Original-URL des Artikels: https://www.golem.de/news/windows-on-devices-grosses-betriebssystem-auf-kleinem-rechner-1408-108801.html    Veröffentlicht: 27.08.2014 12:03    Kurz-URL: https://glm.io/108801

Windows on Devices

Großes Betriebssystem auf kleinem Rechner

Windows für Steuerungsaufgaben auf einem Bastelrechner und auch noch mit Arduino-Sketches kompatibel? Absurd! Blasphemie! Aber es geht, zwar mit Einschränkungen, aber doch erstaunlich komfortabel, wie Golem.de nach einem kurzen Test festgestellt hat.

Ein Windows ohne grafische Benutzeroberfläche zu bedienen, scheint so manchem immer noch ein Ding der Unmöglichkeit - obwohl die Windows-Server-Linie einen Headless-Betrieb bereits seit geraumer Zeit unterstützt. Gerne wird auch vergessen, dass Microsoft mit Windows CE bereits seit fast 20 Jahren Erfahrung bei Steuerrechnern und eingebetteter Elektronik besitzt. Und bereits seit 1997 die ARM-Plattform unterstützt, als Linux-Distributionen noch mit einer Bootdiskette kamen. So war es durchaus absehbar, dass Microsoft auf den wachsenden Erfolg der Kleinrechner mit einer eigenen, aktuellen Windows-Version reagieren würde. Nun bietet es ein spezielles Windows an. Wir haben es ausprobiert und entdeckt, dass es aus Entwicklersicht eine überraschend interessante Plattform ist.

Merkwürdig ist allein die Wahl der unterstützten Hardware: Statt für die populären ARM-Rechner, wie das Raspberry Pi, erscheint das Windows für den Intel Galileo und seinen 486-basierten Quark-SoC. Und das, obwohl es durchaus bereits funktionierende Ansätze gab, Windows CE auf dem Raspberry Pi zum Laufen zu bringen.
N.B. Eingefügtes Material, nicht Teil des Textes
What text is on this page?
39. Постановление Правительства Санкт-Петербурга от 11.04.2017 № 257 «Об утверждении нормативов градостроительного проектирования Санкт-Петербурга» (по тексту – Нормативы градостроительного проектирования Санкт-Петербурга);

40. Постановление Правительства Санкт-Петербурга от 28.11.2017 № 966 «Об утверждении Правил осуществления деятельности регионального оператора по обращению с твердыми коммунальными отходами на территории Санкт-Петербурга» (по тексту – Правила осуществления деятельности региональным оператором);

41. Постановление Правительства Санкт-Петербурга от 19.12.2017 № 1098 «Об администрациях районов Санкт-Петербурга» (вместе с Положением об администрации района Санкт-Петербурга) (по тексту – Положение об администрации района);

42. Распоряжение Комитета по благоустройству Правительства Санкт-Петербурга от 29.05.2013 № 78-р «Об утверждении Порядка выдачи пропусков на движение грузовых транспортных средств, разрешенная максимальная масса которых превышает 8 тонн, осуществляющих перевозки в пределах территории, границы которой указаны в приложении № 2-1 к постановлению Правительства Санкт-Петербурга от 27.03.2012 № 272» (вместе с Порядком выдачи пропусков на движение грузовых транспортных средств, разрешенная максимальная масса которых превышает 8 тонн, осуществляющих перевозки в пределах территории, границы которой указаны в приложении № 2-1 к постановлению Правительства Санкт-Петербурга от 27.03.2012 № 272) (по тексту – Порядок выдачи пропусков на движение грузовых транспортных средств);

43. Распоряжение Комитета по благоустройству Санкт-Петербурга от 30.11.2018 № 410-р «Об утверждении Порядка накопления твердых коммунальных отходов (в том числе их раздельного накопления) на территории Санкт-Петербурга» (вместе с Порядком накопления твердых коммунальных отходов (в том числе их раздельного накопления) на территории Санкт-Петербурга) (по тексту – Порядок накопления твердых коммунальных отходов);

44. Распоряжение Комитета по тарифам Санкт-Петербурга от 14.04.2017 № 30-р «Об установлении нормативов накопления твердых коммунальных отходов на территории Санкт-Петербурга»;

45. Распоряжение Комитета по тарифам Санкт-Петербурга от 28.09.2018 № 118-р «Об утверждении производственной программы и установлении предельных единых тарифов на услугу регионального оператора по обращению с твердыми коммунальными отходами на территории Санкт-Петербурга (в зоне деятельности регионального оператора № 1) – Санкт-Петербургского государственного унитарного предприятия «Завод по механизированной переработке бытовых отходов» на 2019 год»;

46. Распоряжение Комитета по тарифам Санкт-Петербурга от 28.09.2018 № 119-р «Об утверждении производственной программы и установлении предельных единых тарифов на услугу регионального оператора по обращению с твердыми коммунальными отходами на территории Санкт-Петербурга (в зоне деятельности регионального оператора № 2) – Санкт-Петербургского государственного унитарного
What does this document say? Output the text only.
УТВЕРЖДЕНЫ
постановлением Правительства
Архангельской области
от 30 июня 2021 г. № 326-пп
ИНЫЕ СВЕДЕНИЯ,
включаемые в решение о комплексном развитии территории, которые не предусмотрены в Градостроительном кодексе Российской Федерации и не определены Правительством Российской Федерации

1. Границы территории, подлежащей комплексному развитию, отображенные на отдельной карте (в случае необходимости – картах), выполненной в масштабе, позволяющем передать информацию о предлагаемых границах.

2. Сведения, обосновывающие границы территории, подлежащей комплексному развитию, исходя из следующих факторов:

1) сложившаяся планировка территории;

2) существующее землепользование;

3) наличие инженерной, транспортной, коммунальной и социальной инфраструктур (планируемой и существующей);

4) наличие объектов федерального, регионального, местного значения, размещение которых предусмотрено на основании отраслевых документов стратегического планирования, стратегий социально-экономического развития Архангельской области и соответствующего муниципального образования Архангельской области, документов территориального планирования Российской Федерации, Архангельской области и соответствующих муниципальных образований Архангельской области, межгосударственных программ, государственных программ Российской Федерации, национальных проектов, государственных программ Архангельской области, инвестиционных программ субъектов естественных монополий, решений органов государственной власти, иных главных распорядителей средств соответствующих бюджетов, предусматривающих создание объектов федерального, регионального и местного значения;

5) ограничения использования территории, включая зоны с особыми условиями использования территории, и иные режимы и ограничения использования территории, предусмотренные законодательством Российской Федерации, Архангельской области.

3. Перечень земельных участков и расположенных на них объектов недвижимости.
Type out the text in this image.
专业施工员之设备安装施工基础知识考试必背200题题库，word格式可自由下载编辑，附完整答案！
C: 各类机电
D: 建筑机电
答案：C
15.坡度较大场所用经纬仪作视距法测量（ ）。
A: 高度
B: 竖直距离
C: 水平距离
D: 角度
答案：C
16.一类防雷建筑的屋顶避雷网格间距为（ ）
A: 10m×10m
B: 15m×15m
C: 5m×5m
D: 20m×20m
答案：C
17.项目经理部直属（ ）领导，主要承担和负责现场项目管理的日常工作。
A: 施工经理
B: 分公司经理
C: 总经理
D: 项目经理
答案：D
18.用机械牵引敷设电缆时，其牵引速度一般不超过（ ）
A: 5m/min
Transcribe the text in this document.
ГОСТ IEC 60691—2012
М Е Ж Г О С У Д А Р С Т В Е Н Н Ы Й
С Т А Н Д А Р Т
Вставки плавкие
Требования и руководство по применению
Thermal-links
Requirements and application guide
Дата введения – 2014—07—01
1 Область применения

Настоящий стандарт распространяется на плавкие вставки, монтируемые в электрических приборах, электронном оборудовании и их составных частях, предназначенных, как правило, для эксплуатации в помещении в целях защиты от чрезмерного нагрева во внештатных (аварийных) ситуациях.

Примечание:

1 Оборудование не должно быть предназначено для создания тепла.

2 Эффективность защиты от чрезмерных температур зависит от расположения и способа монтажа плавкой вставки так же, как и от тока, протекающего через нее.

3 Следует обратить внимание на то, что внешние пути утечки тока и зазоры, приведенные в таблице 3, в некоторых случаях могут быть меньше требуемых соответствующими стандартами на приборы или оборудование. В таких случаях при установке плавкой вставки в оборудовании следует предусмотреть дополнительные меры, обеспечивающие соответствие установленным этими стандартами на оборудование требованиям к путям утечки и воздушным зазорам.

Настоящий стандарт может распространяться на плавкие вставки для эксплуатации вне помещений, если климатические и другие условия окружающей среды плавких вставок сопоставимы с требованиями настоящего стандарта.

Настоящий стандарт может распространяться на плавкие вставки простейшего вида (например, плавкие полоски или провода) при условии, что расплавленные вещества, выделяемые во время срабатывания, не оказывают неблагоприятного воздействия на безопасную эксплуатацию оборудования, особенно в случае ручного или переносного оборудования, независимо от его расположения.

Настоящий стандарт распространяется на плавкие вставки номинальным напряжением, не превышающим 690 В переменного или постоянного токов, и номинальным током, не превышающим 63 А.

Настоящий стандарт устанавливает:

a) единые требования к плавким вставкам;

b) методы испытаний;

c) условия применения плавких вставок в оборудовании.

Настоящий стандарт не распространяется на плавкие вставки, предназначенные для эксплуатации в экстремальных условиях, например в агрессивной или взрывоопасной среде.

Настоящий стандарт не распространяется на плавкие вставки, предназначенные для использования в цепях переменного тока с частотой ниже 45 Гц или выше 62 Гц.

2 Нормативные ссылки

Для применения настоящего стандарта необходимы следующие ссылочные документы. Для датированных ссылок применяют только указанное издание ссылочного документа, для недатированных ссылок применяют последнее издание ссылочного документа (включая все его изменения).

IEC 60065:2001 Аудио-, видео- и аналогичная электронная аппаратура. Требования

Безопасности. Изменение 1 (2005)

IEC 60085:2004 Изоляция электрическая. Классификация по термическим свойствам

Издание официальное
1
Microsoft verzichtet auf eine spezielle Bezeichnung für dieses Windows und auch auf eine explizite Versionsnummer. Formulierungen wie Windows on Devices oder Windows Internet-Of-Things bezeichnen vielmehr bestimmte Entwicklerprogramme und Marketingunternehmungen rund um diese spezielle Windows-Variante.

Unkomplizierte Installation und übersichtliche Verzeichnisse

Die Installation des Windows für den Galileo gestaltet sich schlicht: SD-Karten-Image auf einen Windows-PC herunterladen und dazu ein Kopierprogramm in Form einer Batch-Datei. Das Kopierprogramm wird mit einigen Parametern aufgerufen, damit gelangt das Image auf die SD-Kartei. Dazu werden noch der Name des Rechners für das Netzwerk und das Passwort für den Administrator-Account der zukünftigen Windows-Installation angegeben. Die Eingabe einer Seriennummer oder Ähnliches ist nicht notwendig.

Nachdem der Kopiervorgang beendet ist, wird die SD-Karte in den Galileo gesteckt, dann der Galileo mit dem LAN verbunden und schließlich mit Strom versorgt.

Nach der recht langen Bootzeit von etwa zwei Minuten ist der Galileo im Netzwerk sichtbar. Per telnet gelangen wir auf die Kommandozeile. Wir schauen uns ein wenig mit dir um. Die Verzeichnisstruktur und deren Inhalte unterscheiden sich nicht deutlich von einem klassischen Windows, allerdings fehlen erwartungsgemäß viele GUI-Programme.

Beim Navigieren fällt uns auf, dass die Verzeichnisstruktur exakt der entspricht, die wir nach dem Kopiervorgang auf dem Windows-PC gesehen haben. Die SD-Karte besitzt ein Fat32-Dateisystem, auf dem alle Verzeichnisse und Dateien sowohl auf dem Windows-PC als auch auf dem Galileo direkt sichtbar sind.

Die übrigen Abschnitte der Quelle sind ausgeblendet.